The median price of a single-family home climbed 14.9% to $315,000 in the fourth quarter, according to the National Association of Realtors.

That’s the fastest pace of growth on record, surpassing the top from the last housing boom in 2005, according to data compiled by Bloomberg.

Every single metro area tracked by the NAR saw home prices grow from a year ago, while 88% (161) of the metros saw double-digit increases, compared to just 115 metros in the third quarter. It’s a sign of the continued housing boom in the US as mortgage rates remain in record-low territory.

The area with the highest price gain was Bridgeport, Connecticut, where prices soared 39%. By region, the Northeast experienced a 20.7% price increase, followed by the West at 15.5%, the Midwest at 15.1% and finally the South at 14.0%.

“Mortgage rates reached record lows, thereby driving up the demand,” said Lawrence Yun, NAR chief economist. “At the same time, inventory levels also reached record lows, leading to grim inventory conditions of insufficient supply in the fourth quarter.”

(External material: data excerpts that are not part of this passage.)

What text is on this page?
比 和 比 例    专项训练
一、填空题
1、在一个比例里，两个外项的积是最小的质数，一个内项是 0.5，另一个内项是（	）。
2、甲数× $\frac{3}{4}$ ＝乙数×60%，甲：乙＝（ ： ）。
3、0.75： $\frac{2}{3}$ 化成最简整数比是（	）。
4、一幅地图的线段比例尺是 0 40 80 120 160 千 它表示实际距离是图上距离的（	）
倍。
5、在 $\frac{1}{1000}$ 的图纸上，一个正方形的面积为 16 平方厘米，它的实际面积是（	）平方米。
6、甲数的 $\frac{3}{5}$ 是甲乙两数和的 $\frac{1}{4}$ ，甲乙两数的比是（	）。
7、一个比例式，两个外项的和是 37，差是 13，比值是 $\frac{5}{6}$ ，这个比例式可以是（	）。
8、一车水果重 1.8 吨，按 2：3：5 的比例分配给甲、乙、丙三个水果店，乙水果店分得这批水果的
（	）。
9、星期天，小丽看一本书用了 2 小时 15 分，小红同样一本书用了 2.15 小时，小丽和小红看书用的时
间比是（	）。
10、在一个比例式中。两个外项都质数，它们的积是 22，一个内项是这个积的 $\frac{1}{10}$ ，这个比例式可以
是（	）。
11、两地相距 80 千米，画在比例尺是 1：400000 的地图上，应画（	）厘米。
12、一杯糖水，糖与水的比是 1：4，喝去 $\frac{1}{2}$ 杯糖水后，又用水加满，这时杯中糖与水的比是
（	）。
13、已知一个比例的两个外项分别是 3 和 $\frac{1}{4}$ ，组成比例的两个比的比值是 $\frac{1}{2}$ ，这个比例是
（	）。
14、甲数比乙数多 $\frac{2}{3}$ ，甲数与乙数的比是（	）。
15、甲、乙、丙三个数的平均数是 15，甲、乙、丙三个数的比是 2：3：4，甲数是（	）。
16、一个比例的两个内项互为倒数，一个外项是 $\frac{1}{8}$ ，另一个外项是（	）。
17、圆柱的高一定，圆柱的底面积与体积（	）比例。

While Yun noted that low mortgage rates are helping Americans afford their monthly payments, he said that large home price spikes could soon become detrimental to homebuyers. 

“The average, working family is struggling to contend with home prices that are rising much faster than income,” he said. “This sidelines a consumer from becoming an actual buyer, causing them to miss out on accumulating wealth from homeownership.”

The NAR found that families typically spent 14.8% of their income on mortgage payments, compared to 14.9% one year ago. With higher home prices, the average monthly mortgage payment marginally rose to $1,040 from $1,020, even as mortgage rates dropped significantly.